New Porn Filter Scans Sounds Instead of Images

CYBERSPACE—According to doctoral students MyungJong Kim and Hoirin Kim, porn filter developers have been looking in all the wrong places, literally. Like Jodie Foster in Contact, they should have been listening instead, only much closer to home.

The two electrical engineers at the Korea Advanced Institute of Science and Technology in Daejeon, South Korea, are so convinced that using sound to distinguish porn videos from other fare could be more accurate than using the common image-based methods that they have developed a "signal-processing technique called the Radon transform to create spectrograms of a variety of audio clips, each just half a second long."

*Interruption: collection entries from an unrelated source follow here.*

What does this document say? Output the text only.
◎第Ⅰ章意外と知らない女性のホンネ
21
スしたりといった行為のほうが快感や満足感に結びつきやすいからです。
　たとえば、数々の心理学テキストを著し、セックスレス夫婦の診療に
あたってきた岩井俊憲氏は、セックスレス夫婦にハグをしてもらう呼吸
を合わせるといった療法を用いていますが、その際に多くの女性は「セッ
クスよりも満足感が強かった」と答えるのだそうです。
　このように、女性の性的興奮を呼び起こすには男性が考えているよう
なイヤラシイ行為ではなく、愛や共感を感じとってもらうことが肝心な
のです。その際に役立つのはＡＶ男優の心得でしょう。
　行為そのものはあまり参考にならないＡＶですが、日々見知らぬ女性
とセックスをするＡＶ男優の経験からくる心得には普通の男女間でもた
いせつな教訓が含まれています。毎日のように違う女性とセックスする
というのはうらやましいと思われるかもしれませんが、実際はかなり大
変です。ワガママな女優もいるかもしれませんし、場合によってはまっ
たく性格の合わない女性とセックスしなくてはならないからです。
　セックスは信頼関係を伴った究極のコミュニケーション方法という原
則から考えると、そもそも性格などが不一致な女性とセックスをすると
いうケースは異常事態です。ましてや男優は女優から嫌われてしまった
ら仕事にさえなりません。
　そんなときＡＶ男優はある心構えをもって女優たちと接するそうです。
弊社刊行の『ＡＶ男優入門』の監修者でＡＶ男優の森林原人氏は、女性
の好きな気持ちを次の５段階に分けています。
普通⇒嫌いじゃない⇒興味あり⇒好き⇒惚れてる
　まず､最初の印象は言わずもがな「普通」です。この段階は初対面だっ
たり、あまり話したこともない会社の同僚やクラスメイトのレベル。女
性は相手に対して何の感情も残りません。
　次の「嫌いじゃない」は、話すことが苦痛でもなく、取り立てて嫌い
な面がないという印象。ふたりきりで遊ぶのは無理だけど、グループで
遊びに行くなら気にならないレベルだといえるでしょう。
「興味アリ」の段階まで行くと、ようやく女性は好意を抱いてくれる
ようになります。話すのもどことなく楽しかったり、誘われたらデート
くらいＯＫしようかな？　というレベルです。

According to the New Scientist, "The researchers used a statistical model to classify sounds as pornographic or non-pornographic according to their spectral characteristics, and tested it on audio taken from online videos. The non-sexual audio clips included music, movies, news and sport."

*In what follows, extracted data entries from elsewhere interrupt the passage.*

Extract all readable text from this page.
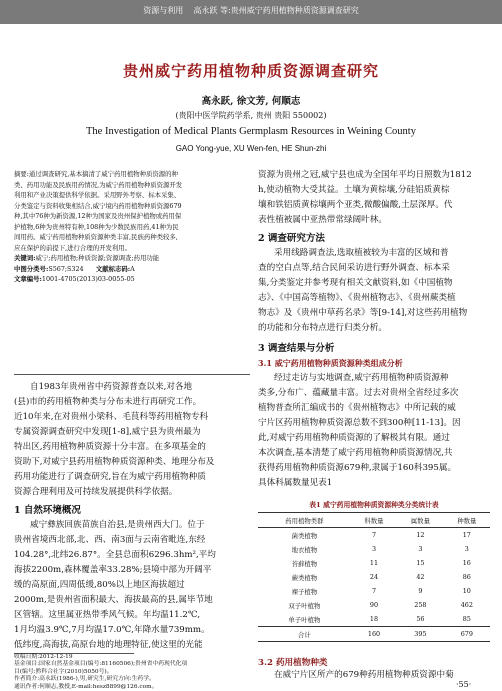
资源与利用 高永跃 等:贵州威宁药用植物种质资源调查研究
贵州威宁药用植物种质资源调查研究
高永跃, 徐文芳, 何顺志
(贵阳中医学院药学系, 贵州 贵阳 550002)
The Investigation of Medical Plants Germplasm Resources in Weining County
GAO Yong-yue, XU Wen-fen, HE Shun-zhi
摘要:通过调查研究,基本搞清了威宁药用植物种质资源的种
类、药用功能及民族用药情况,为威宁药用植物种质资源开发
利用和产业决策提供科学依据。采用野外考察、标本采集、
分类鉴定与资料收集相结合,威宁境内药用植物种质资源679
种,其中76种为新资源,12种为国家及贵州保护植物或药用保
护植物,6种为贵州特有种,108种为少数民族用药,41种为民
间用药。威宁药用植物种质资源种类丰富,民族药种类较多,
应在保护的前提下,进行合理的开发利用。
关键词:威宁;药用植物;种质资源;资源调查;药用功能
中图分类号:S567;S324 文献标志码:A
文章编号:1001-4705(2013)03-0055-05
自1983年贵州省中药资源普查以来,对各地
(县)市的药用植物种类与分布未进行再研究工作。
近10年来,在对贵州小梁科、毛茛科等药用植物专科
专属资源调查研究中发现[1-8],威宁县为贵州最为
特出区,药用植物种质资源十分丰富。在多项基金的
资助下,对威宁县药用植物种质资源种类、地理分布及
药用功能进行了调查研究,旨在为威宁药用植物种质
资源合理利用及可持续发展提供科学依据。
1 自然环境概况
威宁彝族回族苗族自治县,是贵州西大门。位于
贵州省境西北部,北、西、南3面与云南省毗连,东经
104.28°,北纬26.87°。全县总面积6296.3hm²,平均
海拔2200m,森林覆盖率33.28%;县境中部为开阔平
缓的高原面,四周低缓,80%以上地区海拔超过
2000m,是贵州省面积最大、海拔最高的县,属毕节地
区管辖。这里属亚热带季风气候。年均温11.2℃,
1月均温3.9℃,7月均温17.0℃,年降水量739mm。
低纬度,高海拔,高原台地的地理特征,使这里的光能
收稿日期:2012-12-19
基金项目:国家自然基金项目(编号:81160506);贵州省中药现代化项
目(编号:黔科合社字(2010)5050号)。
作者简介:高永跃(1986-),男,研究生,研究方向:生药学。
通讯作者:何顺志,教授,E-mail:hesz8899@126.com。
资源为贵州之冠,威宁县也成为全国年平均日照数为1812
h,使动植物大受其益。土壤为黄棕壤,分硅铝质黄棕
壤和铁铝质黄棕壤两个亚类,微酸偏酸,土层深厚。代
表性植被属中亚热带常绿阔叶林。
2 调查研究方法
采用线路调查法,选取植被较为丰富的区域和普
查的空白点等,结合民间采访进行野外调查、标本采
集,分类鉴定并参考现有相关文献资料,如《中国植物
志》、《中国高等植物》、《贵州植物志》、《贵州蕨类植
物志》及《贵州中草药名录》等[9-14],对这些药用植物
的功能和分布特点进行归类分析。
3 调查结果与分析
3.1 威宁药用植物种质资源种类组成分析
经过走访与实地调查,威宁药用植物种质资源种
类多,分布广、蕴藏量丰富。过去对贵州全省经过多次
植物普查所汇编成书的《贵州植物志》中所记载的威
宁片区药用植物种质资源总数不到300种[11-13]。因
此,对威宁药用植物种质资源的了解极其有限。通过
本次调查,基本清楚了威宁药用植物种质资源情况,共
获得药用植物种质资源679种,隶属于160科395属。
具体科属数量见表1
表1 威宁药用植物种质资源种类分类统计表
药用植物类群	科数量	属数量	种数量
菌类植物	7	12	17
地衣植物	3	3	3
苔藓植物	11	15	16
蕨类植物	24	42	86
裸子植物	7	9	10
双子叶植物	90	258	462
单子叶植物	18	56	85
合计	160	395	679
3.2 药用植物种类
在威宁片区所产的679种药用植物种质资源中菊
·55·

Using test clips, the model reportedly performed with a 93 percent success rate, but the false positives noted in the article—background music the system thought was lewd action or laughter in comedy shows mistaken as "loud audience cheers and cries [that] share similar spectral characteristics to sexual sounds—might be an insurmountable weakness in the model as a singular solution. The fact that audio analysis requires longer clips than visual, which can do the job with a single frame, may be another.

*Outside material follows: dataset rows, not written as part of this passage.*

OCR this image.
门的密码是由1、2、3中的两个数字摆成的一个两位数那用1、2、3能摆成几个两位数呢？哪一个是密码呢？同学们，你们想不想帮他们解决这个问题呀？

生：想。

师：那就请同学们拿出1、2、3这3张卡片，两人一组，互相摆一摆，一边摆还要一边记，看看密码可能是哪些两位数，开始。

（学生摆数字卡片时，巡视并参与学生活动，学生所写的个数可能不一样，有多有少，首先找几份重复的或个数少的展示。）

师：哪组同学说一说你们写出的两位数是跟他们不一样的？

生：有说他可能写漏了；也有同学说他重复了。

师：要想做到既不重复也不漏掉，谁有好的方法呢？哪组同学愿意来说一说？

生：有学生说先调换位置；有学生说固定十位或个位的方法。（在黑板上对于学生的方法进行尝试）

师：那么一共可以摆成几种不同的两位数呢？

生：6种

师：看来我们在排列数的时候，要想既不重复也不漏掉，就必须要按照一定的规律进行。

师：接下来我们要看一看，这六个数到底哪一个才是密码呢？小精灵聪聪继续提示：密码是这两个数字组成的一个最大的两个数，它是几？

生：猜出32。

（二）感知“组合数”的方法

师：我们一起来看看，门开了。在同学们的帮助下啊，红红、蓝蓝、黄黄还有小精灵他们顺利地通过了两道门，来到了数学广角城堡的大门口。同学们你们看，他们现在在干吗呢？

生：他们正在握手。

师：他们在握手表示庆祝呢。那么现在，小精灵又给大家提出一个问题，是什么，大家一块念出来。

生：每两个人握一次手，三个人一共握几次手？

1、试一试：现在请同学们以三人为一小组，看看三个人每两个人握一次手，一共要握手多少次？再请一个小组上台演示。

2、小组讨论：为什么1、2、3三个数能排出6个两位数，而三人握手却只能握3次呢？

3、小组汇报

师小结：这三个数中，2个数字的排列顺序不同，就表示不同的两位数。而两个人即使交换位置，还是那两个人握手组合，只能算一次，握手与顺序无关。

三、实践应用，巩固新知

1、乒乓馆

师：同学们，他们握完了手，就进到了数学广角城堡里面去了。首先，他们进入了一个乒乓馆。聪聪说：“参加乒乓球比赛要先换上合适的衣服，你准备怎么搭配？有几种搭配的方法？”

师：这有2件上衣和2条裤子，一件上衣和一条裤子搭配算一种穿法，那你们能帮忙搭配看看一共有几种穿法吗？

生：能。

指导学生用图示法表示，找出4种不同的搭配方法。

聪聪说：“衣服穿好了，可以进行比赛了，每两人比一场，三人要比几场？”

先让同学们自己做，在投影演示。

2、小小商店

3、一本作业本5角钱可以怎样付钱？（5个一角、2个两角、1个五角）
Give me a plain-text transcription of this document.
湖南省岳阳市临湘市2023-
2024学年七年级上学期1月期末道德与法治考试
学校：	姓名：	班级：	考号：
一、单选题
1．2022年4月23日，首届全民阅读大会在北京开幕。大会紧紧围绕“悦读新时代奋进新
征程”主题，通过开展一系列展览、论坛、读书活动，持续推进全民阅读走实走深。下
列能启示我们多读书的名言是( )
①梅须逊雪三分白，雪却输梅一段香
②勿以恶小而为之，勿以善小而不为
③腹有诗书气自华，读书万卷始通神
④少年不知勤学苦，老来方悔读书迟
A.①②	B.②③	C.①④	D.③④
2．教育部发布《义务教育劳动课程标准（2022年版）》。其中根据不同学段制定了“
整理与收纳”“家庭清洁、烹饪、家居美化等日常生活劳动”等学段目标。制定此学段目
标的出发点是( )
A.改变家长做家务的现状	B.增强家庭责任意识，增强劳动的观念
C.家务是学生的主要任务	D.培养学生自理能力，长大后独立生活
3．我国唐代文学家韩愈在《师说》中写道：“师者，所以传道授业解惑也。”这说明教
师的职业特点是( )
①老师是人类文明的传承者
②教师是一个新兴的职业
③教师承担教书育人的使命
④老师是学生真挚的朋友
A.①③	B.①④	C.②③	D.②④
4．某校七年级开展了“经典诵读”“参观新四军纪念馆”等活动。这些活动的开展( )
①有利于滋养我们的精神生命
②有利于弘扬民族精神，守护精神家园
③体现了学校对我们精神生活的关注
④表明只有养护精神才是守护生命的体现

New Scientist spoke with Richard Harvey, a computer scientist at the University of East Anglia in Norwich, U.K., who has worked on image-based porn detection. He thought the Korean's idea was "ingenious," but suggested that because image-based methods achieve similar success rates it might make sense to use both visual and aural detection methods for even better results.

The two Kims present their research at an International Workshop on Content-Based Multimedia Indexing in Madrid next month.